Abstract This paper is concerned with the application of Expert Systems to the arc welding domain. In particular, for two complementary welding processes, namely, the Self-Shielded Flux-Cored and the Submerged-Arc processes. The paper reviews the phases of a 6-year project and concludes that qualitative reasoning holds out the most potential for combining knowledge from related domains. It is also suggested that conventional approaches to so-called knowledge advancement in a scientific sense may ultimately result in domain-specific information and knowledge that is its own barrier to more general usefulness.
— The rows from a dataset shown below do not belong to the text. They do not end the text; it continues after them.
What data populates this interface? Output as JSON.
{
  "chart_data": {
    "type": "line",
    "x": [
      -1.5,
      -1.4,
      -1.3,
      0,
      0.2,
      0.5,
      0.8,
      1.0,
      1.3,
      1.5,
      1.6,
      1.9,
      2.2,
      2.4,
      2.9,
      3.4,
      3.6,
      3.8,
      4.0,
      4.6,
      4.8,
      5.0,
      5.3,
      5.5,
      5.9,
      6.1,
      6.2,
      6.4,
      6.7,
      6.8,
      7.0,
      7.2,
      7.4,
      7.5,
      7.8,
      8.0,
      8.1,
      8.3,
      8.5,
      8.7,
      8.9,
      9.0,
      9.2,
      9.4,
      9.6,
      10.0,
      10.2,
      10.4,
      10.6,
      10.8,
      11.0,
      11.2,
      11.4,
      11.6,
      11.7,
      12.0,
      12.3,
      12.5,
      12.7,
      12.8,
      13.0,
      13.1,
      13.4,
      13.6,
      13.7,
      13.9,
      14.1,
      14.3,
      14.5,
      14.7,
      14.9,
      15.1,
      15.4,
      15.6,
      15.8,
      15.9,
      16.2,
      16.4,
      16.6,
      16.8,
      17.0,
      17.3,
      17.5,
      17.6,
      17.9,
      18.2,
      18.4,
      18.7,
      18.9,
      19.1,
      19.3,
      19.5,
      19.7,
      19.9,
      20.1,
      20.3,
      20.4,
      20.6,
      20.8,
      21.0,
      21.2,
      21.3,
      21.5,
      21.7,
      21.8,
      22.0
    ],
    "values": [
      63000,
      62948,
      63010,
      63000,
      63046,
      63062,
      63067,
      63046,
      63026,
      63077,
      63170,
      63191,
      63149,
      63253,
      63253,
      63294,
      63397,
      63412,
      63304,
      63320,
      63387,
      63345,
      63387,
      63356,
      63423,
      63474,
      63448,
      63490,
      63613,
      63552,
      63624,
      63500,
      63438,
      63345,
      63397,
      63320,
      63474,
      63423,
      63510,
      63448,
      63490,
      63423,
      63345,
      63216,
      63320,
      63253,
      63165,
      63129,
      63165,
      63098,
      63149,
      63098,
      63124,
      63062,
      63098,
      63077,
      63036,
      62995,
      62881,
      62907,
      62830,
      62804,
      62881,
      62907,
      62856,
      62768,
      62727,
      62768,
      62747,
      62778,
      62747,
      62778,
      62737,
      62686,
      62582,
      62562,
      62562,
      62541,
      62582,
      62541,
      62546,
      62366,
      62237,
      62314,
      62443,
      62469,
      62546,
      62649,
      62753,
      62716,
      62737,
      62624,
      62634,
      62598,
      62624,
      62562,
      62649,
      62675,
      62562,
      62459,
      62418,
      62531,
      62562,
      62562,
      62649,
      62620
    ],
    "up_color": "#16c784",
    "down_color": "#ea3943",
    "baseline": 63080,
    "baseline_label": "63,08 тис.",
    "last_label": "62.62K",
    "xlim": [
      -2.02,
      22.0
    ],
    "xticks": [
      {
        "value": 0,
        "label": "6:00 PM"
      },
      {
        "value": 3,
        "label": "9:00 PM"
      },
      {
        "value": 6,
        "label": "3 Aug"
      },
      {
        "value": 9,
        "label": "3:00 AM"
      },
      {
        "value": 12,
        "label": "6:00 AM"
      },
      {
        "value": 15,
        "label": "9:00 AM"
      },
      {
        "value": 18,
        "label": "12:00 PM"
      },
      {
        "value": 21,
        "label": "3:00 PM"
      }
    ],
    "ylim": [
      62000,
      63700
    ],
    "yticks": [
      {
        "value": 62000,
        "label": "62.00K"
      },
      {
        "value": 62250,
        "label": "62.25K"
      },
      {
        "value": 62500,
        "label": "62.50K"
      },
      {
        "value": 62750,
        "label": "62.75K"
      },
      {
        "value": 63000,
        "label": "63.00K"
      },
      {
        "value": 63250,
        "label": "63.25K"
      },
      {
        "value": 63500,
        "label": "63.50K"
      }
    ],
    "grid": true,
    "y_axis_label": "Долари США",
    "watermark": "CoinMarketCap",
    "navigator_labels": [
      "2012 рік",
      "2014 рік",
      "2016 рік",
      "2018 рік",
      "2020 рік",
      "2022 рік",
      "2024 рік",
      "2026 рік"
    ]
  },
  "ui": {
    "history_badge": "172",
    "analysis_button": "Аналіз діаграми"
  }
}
With hindsight it would seem that the lessons to be drawn from this project are more to do with misconceptions and misunderstandings about expert systems and the nature of knowledge itself, and about the danger of underestimating the complexity of a domain, more so when it has already been a research topic for a considerable period of time. The discussion is purposely software independent because it is the authors' view that whilst the software and knowledge representation formalisms have a bearing on the ease of solution of the problem, they are comparatively secondary issues. The key driving force for this project has been the advancement of knowledge about the welding domain itself. It would appear that expert systems techniques are not only a suitable approach to the solution of this problem, but that they are also a catalyst for the rigorous and logical scrutiny of the domain knowledge, its gaps, and its inconsistencies. Therefore there is as much to be gained from the process of building an expert system as there is from the final product.